When the hospital is full, patients needing admission clog ED beds, and ED waiting rooms blow out, Dobbins says.
“So you are playing a bit of a game of picking needles out of haystacks. And our nurses are super-good at it, but they can’t be completely perfect…It’s not that we’re missing it, but stuff has been delayed in care, which can affect people in the long term…There is increased risk, with the pressures being put on our health system currently.”
Dobbins sees five or six sepsis cases on an average 10-hour shift. Most stem from respiratory infections, like pneumonia, and urinary infections.
ED triage nurses have to make one-second decisions about who to prioritise, so they’ve invested a lot of effort to help them recognise sepsis signs, Dobbins says.
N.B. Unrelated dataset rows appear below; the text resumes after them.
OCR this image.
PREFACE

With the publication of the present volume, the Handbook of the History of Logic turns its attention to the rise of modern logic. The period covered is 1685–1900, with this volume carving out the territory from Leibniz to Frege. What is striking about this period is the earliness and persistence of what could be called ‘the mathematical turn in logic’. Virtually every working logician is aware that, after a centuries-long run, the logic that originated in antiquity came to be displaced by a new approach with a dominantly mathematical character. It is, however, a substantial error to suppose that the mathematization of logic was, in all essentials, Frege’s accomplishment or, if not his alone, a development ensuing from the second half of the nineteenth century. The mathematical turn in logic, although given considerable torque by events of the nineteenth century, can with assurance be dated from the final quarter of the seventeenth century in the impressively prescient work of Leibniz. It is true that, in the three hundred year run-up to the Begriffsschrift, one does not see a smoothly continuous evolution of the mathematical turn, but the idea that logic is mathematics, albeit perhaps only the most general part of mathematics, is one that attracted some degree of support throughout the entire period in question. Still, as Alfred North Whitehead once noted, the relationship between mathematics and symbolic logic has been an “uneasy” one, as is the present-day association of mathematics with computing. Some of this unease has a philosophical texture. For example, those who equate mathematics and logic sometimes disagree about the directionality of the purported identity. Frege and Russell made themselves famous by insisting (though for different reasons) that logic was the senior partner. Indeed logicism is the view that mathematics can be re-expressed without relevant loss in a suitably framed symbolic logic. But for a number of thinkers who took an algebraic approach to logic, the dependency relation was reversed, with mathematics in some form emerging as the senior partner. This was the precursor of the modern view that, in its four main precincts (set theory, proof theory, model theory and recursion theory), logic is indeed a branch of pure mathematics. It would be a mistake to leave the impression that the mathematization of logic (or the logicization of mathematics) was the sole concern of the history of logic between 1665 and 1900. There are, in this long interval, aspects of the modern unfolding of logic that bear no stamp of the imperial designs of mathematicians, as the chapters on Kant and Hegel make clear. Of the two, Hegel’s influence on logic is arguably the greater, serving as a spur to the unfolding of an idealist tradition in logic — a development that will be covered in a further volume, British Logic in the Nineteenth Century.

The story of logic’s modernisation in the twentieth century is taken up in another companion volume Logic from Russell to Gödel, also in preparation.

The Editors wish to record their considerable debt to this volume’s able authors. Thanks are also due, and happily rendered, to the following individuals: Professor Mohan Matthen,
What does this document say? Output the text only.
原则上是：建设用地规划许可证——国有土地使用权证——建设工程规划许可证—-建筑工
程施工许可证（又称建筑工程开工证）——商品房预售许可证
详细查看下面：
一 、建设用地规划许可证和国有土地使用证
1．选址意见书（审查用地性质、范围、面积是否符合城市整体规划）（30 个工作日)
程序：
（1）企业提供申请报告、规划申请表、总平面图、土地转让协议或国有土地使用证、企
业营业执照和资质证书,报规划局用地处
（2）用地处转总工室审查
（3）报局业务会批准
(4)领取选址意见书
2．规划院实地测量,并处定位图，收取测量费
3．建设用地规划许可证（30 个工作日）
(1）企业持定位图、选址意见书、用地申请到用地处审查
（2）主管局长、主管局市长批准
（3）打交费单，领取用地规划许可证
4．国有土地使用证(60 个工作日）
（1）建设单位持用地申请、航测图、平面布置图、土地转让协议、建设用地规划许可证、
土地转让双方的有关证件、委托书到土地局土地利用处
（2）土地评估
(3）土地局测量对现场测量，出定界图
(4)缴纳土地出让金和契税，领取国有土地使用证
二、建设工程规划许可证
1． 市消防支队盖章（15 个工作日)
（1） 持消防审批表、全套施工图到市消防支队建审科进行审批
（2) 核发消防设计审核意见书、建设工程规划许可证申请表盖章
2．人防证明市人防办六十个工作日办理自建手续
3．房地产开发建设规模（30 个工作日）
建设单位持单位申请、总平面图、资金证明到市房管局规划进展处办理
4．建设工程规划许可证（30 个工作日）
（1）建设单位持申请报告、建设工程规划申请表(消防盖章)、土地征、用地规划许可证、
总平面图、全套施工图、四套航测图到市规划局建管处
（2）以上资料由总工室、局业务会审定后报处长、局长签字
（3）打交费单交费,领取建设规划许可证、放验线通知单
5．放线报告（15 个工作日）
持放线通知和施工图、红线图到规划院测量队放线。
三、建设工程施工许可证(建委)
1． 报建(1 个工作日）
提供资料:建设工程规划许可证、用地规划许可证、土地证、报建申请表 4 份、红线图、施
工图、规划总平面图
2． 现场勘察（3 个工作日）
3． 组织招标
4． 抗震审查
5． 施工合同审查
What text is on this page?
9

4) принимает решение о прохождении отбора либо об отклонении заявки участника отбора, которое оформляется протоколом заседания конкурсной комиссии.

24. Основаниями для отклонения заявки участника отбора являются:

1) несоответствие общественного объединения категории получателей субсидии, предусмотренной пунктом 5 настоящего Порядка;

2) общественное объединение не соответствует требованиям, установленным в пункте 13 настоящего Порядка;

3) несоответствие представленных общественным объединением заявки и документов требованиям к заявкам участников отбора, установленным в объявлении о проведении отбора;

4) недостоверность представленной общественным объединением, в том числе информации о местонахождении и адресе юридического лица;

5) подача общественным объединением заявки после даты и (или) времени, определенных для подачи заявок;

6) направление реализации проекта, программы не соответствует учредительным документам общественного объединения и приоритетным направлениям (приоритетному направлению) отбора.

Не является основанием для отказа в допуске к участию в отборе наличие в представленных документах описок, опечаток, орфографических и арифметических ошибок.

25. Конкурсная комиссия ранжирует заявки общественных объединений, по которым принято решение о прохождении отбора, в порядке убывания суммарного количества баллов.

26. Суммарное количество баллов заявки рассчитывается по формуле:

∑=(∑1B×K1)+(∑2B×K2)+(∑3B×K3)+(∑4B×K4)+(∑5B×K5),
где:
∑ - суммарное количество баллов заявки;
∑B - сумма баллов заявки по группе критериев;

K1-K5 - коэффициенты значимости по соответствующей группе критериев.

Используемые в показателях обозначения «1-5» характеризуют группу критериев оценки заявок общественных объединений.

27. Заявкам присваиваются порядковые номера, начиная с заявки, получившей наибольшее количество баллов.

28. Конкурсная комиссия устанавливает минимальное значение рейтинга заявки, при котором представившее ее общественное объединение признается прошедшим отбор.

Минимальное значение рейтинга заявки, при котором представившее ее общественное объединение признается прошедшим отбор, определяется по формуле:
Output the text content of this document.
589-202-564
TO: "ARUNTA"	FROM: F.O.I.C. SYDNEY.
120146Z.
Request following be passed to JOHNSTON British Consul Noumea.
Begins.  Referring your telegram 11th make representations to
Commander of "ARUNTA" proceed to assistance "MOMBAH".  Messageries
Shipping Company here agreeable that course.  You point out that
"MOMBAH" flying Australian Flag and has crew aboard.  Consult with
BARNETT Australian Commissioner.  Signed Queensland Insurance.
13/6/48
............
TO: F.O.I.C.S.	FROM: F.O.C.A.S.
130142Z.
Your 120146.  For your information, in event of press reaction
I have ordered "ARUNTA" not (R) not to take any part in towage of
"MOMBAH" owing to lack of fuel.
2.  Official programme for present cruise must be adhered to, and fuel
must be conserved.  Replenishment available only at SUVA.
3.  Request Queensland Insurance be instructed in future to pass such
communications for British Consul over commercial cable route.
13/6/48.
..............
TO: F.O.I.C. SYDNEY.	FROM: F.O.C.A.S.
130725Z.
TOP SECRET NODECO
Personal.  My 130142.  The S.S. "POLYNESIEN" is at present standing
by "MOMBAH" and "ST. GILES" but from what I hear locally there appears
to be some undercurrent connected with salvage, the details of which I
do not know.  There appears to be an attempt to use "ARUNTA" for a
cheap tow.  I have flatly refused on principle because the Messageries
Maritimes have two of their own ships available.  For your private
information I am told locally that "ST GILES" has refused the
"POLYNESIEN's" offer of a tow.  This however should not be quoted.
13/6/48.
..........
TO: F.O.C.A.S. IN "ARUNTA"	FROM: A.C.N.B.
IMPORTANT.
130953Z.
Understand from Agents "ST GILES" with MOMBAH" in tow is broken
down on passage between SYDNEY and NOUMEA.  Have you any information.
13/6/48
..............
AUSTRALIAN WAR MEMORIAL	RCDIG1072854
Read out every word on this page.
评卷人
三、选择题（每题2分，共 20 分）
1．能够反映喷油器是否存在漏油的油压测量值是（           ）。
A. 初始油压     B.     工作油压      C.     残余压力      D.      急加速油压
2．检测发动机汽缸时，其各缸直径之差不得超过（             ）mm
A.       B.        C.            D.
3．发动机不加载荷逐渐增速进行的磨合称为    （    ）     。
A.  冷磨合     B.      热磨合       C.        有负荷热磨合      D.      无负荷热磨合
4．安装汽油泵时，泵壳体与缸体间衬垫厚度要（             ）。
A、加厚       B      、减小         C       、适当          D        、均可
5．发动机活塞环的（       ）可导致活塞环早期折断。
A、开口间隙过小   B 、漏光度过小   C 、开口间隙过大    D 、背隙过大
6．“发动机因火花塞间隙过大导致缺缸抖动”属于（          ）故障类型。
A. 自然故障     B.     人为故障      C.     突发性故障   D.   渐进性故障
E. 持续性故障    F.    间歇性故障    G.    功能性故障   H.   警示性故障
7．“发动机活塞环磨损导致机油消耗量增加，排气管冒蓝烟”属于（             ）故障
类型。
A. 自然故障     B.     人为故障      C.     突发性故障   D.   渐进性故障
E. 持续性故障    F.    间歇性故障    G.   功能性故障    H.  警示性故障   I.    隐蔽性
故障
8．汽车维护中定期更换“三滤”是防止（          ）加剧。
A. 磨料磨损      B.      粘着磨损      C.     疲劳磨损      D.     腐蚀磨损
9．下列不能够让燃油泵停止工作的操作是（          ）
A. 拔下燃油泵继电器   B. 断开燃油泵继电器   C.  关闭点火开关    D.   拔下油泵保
“Years ago, when we didn’t know much about sepsis, they’d give some initial treatment and then say ‘Oh yeah, they’re fine’, and then didn’t watch them to prevent them falling off their perch. So that’s a lot of what we do - really watching people closely.”
As well as overloaded EDs, long waits to see GPs risk worsening outcomes for sepsis cases, Dobbins says.
“When people don’t have access to GPs, either they’re going to come to the ED and flood the ED, or they’re just going to put it off for so long that they’re going to be really sick.”
While some sepsis survivors experience PTSD from their time in ICU, every time Trustrum drives past Wellington Hospital he feels a very different emotion.
“I feel a wave of joy almost. I’ve got a gratitude of debt that I can never repay.”